Happy 2010 everyone! ML

Re: Ease into the New Year: How to Make a Simply Sophisticated Spa-Style Washcloth

These are fabulous! I wish I could feel confident enough to make them. I just finished my very first project - a prayer shawl done with the help of the knitters in a church group of knitters. I presented my shawl to a lady that I know desperately needed it and would appreciate it. I told the group it was so poorly done that it had to go to someone who badly needed a shawl or loved me a whole lot! These lovely and useful wash cloths are exactly the type of knitting that is so appealing to me.
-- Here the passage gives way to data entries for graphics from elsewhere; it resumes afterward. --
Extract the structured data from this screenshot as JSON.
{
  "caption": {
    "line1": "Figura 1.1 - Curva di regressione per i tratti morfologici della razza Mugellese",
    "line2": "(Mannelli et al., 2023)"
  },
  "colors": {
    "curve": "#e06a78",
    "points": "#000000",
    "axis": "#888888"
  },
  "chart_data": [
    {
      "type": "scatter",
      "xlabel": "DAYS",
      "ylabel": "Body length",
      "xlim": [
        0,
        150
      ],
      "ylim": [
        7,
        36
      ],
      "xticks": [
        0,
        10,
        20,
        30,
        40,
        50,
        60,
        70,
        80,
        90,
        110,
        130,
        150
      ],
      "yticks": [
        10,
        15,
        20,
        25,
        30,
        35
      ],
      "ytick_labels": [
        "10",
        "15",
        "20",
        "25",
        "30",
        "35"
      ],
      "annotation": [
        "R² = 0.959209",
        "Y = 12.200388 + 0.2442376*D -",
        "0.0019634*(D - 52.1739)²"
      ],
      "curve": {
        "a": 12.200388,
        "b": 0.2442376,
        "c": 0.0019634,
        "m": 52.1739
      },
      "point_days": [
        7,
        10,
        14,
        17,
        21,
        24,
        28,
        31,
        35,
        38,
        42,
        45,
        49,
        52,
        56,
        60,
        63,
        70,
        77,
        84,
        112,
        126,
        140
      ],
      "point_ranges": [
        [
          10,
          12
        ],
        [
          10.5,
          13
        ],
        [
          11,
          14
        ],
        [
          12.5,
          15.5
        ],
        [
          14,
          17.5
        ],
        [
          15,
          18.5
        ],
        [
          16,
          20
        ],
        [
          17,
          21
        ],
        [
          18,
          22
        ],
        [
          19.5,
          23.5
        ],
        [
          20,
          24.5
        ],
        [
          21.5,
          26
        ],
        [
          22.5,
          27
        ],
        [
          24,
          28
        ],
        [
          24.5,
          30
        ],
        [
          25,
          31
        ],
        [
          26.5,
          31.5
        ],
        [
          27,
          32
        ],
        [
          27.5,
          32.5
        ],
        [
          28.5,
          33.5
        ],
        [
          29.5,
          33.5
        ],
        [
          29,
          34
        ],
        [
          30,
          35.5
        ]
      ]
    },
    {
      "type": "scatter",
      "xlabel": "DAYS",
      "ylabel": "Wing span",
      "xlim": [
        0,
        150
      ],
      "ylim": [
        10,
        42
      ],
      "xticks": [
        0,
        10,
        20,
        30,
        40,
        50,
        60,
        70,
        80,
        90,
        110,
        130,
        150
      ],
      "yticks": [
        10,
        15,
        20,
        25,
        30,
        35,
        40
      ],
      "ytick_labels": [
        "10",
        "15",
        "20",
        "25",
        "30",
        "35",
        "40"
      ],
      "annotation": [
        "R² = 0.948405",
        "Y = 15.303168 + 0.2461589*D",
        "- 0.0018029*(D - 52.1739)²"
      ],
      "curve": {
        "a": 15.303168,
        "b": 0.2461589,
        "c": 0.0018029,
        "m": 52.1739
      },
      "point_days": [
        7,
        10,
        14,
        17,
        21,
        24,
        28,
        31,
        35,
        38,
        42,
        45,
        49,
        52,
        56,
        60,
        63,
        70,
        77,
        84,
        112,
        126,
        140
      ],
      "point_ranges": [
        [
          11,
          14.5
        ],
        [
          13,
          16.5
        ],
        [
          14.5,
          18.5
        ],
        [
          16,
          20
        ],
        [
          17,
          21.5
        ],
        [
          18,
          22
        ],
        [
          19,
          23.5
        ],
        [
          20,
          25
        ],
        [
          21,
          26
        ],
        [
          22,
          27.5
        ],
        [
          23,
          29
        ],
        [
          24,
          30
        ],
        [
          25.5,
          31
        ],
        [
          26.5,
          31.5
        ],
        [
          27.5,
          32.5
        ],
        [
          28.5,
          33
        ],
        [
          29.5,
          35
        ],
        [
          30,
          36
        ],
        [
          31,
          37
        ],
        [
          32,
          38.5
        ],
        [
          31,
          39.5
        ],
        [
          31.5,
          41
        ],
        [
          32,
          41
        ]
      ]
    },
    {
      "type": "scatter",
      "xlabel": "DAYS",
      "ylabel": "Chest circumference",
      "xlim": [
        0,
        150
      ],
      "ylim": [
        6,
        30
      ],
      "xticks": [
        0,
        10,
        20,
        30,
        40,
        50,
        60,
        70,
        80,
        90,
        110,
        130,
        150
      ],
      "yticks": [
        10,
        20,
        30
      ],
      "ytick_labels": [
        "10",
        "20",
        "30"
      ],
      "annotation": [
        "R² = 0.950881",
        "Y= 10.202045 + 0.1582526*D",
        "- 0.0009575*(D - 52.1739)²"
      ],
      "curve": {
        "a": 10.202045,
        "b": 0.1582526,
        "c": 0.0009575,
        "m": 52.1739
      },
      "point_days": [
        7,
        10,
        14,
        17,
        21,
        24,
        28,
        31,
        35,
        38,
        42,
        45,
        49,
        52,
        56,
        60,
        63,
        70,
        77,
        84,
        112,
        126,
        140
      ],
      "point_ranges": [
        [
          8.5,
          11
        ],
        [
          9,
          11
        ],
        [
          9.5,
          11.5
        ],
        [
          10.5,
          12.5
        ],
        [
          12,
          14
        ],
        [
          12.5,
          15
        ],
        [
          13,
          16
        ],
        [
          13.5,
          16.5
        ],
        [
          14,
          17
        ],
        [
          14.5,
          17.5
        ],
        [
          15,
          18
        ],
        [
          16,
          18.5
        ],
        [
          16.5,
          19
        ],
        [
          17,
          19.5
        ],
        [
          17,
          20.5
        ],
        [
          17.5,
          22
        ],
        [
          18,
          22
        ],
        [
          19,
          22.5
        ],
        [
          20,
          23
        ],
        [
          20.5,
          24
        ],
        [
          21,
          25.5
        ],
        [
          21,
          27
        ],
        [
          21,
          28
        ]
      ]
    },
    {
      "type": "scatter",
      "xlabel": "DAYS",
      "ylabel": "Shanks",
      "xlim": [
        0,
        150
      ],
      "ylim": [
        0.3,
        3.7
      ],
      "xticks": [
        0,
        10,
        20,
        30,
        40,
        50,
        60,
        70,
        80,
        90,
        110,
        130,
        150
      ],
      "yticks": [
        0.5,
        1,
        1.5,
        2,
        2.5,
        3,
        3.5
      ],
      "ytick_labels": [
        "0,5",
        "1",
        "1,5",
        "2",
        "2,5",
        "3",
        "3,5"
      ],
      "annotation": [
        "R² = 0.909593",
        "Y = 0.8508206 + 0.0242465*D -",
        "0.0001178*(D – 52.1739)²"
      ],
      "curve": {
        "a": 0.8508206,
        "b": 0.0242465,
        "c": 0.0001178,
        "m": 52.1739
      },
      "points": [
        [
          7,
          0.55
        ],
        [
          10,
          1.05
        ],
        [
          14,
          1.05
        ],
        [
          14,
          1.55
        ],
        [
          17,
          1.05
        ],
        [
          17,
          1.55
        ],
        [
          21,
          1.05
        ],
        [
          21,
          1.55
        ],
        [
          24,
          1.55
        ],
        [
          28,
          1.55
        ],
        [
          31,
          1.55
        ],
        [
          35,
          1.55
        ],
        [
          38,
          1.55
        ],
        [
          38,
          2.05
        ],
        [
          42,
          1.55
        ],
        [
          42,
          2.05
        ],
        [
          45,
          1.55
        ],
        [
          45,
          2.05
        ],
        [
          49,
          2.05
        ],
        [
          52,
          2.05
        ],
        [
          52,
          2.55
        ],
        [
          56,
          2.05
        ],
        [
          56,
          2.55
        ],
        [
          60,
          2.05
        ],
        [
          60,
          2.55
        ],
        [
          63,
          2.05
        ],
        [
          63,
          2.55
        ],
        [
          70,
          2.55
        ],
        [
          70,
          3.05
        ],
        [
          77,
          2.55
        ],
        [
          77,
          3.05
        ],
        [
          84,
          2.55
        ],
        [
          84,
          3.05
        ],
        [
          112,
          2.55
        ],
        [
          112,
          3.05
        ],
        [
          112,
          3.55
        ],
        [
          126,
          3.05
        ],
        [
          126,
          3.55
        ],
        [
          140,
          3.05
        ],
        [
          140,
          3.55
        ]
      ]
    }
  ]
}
I'll bet one of the ladies at the church knitting club will help me to learn to do these stitches and to follow directions you have provided. Thanks so very much. I will talk to them and get the necessary yarn. This is such a helpful site!
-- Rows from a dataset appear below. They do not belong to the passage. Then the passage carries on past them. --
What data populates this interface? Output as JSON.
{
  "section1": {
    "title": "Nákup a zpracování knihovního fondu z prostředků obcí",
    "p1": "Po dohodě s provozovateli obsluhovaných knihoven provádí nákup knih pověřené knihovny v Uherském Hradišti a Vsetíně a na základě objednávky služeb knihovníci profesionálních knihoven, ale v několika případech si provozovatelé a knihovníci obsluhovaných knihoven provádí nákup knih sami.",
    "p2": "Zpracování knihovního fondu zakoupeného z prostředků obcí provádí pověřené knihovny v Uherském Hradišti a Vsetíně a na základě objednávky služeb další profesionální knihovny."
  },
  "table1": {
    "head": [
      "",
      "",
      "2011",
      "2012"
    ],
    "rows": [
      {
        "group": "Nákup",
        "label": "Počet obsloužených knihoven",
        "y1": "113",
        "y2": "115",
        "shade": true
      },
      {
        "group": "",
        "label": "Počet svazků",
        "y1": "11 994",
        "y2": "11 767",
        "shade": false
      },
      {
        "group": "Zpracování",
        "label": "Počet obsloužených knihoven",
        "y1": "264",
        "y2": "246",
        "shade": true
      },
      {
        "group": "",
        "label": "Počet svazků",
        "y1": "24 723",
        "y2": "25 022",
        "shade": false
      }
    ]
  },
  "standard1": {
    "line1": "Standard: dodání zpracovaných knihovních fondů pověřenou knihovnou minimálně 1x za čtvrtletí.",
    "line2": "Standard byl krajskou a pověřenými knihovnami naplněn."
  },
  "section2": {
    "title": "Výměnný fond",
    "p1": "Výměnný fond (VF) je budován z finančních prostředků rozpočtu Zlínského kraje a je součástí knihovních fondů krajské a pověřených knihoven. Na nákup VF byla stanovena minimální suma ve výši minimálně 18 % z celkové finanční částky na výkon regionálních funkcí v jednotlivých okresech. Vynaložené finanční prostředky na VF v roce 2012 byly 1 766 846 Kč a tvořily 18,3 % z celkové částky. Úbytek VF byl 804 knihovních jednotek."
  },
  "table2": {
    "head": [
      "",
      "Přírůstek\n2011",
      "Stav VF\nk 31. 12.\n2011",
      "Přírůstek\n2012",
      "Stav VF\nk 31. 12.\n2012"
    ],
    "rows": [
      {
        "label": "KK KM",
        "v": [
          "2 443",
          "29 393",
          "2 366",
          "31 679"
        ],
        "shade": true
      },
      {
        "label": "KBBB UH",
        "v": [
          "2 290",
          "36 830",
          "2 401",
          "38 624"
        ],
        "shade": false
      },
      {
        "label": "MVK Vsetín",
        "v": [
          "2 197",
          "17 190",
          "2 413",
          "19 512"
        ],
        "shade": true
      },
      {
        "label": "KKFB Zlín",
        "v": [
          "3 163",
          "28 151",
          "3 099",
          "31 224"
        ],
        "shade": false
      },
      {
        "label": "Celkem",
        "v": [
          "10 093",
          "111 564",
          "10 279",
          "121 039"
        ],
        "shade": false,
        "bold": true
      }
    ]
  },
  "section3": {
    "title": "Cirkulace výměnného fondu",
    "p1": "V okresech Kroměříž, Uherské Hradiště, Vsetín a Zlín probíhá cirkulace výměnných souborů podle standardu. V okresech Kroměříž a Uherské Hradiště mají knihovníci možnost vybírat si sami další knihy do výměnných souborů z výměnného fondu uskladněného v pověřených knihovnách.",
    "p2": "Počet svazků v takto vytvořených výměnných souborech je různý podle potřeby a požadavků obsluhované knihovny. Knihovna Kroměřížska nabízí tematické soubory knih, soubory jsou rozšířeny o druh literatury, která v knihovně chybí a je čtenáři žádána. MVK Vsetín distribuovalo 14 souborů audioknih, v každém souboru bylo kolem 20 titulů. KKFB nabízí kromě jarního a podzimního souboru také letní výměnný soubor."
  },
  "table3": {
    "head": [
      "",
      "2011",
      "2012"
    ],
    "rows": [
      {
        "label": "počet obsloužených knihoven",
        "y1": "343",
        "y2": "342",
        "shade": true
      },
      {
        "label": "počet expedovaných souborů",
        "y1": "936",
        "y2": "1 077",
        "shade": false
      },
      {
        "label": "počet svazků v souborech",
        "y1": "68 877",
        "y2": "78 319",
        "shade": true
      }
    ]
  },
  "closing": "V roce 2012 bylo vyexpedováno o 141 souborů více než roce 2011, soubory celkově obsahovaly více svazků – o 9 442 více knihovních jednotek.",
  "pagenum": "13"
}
Re: What sewing detail do you find the most difficult?

When I must negotiate a curve with the serger. I usually get the knife into the fabric leaving a jagged, ugly area. UGH! The other day I discovered that if I can pull on the fabric in a certain way, causing the fabric to turn, it can work, but it is not a consistent result. I really must study my manual more. I imagine the answer is in there somewhere! Thanks for posing this question for us. I am not missing one answer! (Just in case I need help in other areas, too).

Re: Book Giveaway on ThreadsMagazine.com

I have always loved ribbons and pretty trims of the feminine type. Mother made my clothes and always had to add something "pretty", especially ribbons. I have thought and thought about trying ribbon work and having this book would certainly satisfy that yearning. I am so thankful you are giving me the opportunity to win this book.
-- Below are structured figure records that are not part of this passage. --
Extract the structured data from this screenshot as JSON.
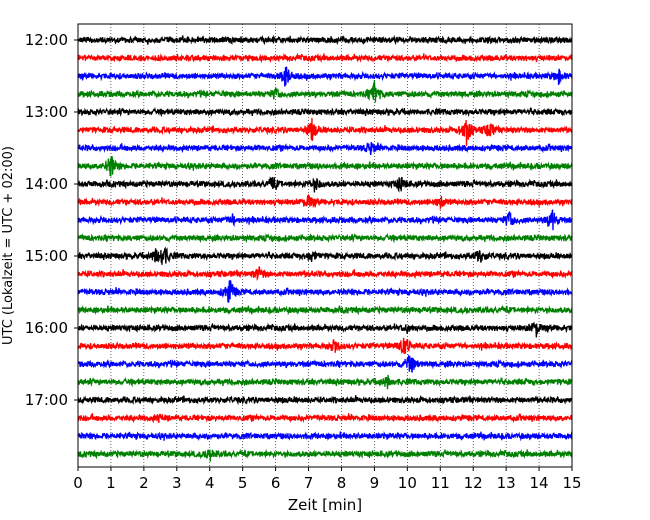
{
  "chart_data": {
    "type": "line",
    "title": "",
    "xlabel": "Zeit  [min]",
    "ylabel": "UTC (Lokalzeit = UTC + 02:00)",
    "xlim": [
      0,
      15
    ],
    "x_ticks": [
      0,
      1,
      2,
      3,
      4,
      5,
      6,
      7,
      8,
      9,
      10,
      11,
      12,
      13,
      14,
      15
    ],
    "y_tick_labels": [
      "12:00",
      "13:00",
      "14:00",
      "15:00",
      "16:00",
      "17:00"
    ],
    "row_start_times": [
      "12:00",
      "12:15",
      "12:30",
      "12:45",
      "13:00",
      "13:15",
      "13:30",
      "13:45",
      "14:00",
      "14:15",
      "14:30",
      "14:45",
      "15:00",
      "15:15",
      "15:30",
      "15:45",
      "16:00",
      "16:15",
      "16:30",
      "16:45",
      "17:00",
      "17:15",
      "17:30",
      "17:45"
    ],
    "row_colors": [
      "#000000",
      "#ff0000",
      "#0000ff",
      "#008000"
    ],
    "grid": "vertical dotted",
    "events": [
      {
        "row": 2,
        "minute": 6.3,
        "amp": 1.0
      },
      {
        "row": 2,
        "minute": 14.6,
        "amp": 0.6
      },
      {
        "row": 3,
        "minute": 6.0,
        "amp": 0.4
      },
      {
        "row": 3,
        "minute": 9.0,
        "amp": 1.0
      },
      {
        "row": 5,
        "minute": 7.1,
        "amp": 0.9
      },
      {
        "row": 5,
        "minute": 11.8,
        "amp": 1.3
      },
      {
        "row": 5,
        "minute": 12.5,
        "amp": 0.7
      },
      {
        "row": 6,
        "minute": 8.9,
        "amp": 0.5
      },
      {
        "row": 7,
        "minute": 1.0,
        "amp": 1.1
      },
      {
        "row": 8,
        "minute": 5.9,
        "amp": 0.5
      },
      {
        "row": 8,
        "minute": 7.2,
        "amp": 0.6
      },
      {
        "row": 8,
        "minute": 9.8,
        "amp": 0.6
      },
      {
        "row": 9,
        "minute": 7.0,
        "amp": 0.6
      },
      {
        "row": 9,
        "minute": 11.0,
        "amp": 0.5
      },
      {
        "row": 10,
        "minute": 4.7,
        "amp": 0.4
      },
      {
        "row": 10,
        "minute": 13.1,
        "amp": 0.6
      },
      {
        "row": 10,
        "minute": 14.4,
        "amp": 0.9
      },
      {
        "row": 12,
        "minute": 2.4,
        "amp": 0.6
      },
      {
        "row": 12,
        "minute": 2.6,
        "amp": 1.0
      },
      {
        "row": 12,
        "minute": 7.1,
        "amp": 0.5
      },
      {
        "row": 12,
        "minute": 12.2,
        "amp": 0.6
      },
      {
        "row": 13,
        "minute": 5.5,
        "amp": 0.5
      },
      {
        "row": 14,
        "minute": 4.6,
        "amp": 1.2
      },
      {
        "row": 16,
        "minute": 10.0,
        "amp": 0.3
      },
      {
        "row": 16,
        "minute": 13.9,
        "amp": 0.7
      },
      {
        "row": 17,
        "minute": 7.8,
        "amp": 0.5
      },
      {
        "row": 17,
        "minute": 9.9,
        "amp": 1.0
      },
      {
        "row": 18,
        "minute": 10.1,
        "amp": 0.9
      },
      {
        "row": 19,
        "minute": 9.4,
        "amp": 0.5
      },
      {
        "row": 21,
        "minute": 2.5,
        "amp": 0.3
      },
      {
        "row": 23,
        "minute": 4.0,
        "amp": 0.5
      }
    ]
  }
}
Re: Choose the Winner of the SewStylish Spring Fashion Contest

I have been sewing for 60 years and I honestly did not see the tattoos, only the absolutely terrific dress with all the stripes in just the right places! I was truly impressed! I have to admit that I did not see the tattoos until I began to read the previous (naughty) comments about them. I then scrolled back up and looked at the photo again. My, they sure are colorful. Anyway, Gertie, you are truly a great and artistic seamstress. Good for you! I would like to know how you came to learn so much about sewing. Did you take special courses somewhere? Did your mother teach you? Just wondering.